Niektórym może wydać się to dziwne, ale Angelika Mucha należy do grona najpopularniejszych inluencerek w Polsce. Gwiazda wybiła się dzięki swoim obsesyjnym zapewnieniom o miłości do Justina Biebera oraz pokazywaniu (całkiem przeciętnych) stylizacji. Wiele młodych dziewczyn się z nią utożsamia i bacznie śledzi jej poczynania w sieci. Mucha stara się z kolei dostarczyć najlepszy "content" swoim fankom. Jej życie polega więc na robieniu sobie żmudnych sesji zdjęciowych w przeróżnych zakątkach świata.

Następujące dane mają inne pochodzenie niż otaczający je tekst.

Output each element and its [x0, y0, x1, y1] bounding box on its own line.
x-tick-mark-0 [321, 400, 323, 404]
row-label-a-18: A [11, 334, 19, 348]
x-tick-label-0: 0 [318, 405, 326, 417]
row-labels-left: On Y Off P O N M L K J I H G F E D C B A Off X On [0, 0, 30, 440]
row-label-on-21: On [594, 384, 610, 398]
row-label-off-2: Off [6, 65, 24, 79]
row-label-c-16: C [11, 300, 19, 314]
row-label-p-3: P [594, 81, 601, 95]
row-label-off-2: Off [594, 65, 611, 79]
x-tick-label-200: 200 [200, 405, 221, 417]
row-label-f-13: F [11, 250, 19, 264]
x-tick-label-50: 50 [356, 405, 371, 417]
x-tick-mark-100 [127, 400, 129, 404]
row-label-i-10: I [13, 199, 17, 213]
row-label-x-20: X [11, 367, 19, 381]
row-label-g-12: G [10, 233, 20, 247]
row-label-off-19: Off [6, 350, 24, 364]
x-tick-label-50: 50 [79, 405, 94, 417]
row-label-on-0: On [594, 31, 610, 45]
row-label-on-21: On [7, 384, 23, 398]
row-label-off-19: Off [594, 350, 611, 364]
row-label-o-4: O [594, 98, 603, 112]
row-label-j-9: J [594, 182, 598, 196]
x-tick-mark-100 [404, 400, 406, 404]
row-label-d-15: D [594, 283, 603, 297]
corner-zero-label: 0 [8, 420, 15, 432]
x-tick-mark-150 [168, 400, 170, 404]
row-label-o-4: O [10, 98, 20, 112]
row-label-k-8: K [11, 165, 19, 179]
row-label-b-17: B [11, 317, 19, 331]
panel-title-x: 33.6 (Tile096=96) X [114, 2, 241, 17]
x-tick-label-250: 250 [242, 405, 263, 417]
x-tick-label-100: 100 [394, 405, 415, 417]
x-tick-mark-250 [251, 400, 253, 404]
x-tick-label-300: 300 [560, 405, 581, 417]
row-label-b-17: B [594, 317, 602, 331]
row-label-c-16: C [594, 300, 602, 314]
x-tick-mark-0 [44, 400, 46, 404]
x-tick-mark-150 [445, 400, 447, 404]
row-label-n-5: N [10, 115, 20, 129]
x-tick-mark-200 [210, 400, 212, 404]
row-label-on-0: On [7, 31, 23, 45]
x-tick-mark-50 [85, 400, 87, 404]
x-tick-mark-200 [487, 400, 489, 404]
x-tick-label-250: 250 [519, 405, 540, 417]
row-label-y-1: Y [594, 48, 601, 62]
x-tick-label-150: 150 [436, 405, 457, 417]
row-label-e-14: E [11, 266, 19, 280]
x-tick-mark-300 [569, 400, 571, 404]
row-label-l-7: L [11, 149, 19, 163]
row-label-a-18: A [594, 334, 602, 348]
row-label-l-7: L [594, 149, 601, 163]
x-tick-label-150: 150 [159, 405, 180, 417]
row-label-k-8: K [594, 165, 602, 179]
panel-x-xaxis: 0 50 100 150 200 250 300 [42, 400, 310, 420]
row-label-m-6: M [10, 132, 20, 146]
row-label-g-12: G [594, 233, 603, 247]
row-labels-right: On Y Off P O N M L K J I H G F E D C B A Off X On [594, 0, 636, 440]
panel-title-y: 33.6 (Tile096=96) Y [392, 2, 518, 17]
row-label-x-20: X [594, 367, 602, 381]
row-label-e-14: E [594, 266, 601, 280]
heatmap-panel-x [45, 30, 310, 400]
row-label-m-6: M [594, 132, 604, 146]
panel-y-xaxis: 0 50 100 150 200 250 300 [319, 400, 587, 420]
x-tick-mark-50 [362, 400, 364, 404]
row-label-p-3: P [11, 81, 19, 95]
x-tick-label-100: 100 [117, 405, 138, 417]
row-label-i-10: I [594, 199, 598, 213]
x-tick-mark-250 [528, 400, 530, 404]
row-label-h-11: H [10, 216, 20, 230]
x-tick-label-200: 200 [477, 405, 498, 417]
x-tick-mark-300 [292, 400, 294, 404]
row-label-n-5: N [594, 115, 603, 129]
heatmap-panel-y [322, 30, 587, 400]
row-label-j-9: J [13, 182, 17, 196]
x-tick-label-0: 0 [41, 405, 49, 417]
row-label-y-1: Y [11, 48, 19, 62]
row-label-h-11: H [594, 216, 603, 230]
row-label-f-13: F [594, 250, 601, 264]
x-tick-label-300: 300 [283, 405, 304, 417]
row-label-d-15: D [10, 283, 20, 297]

Angelika wielokrotnie zapewniała o swojej fascynacji Stanami Zjednoczonymi, które, jak wnioskujemy, postrzega przez pryzmat kawiarni Starbucks i torebek Michaela Korsa. Angelika uwielbia odwiedzać USA (oczywiście najbardziej L.A. i NY), a spacerując po modnych dzielnicach, stara się być bardziej amerykańska od Amerykanek. Ostatnio buszowała po słynnym Rodeo Drive w mocno potarganych, "nonszalanckich" spodniach, casualowej bluzie z kapturem i dużych czarnych okularach. Wyglądała jakby uciekała przed paparazzi, co z pewnością ją czeka, gdy w końcu zostanie żoną Justina Biebera.
Podoba się wam LittleMonster w takim "poszarpanym" looku?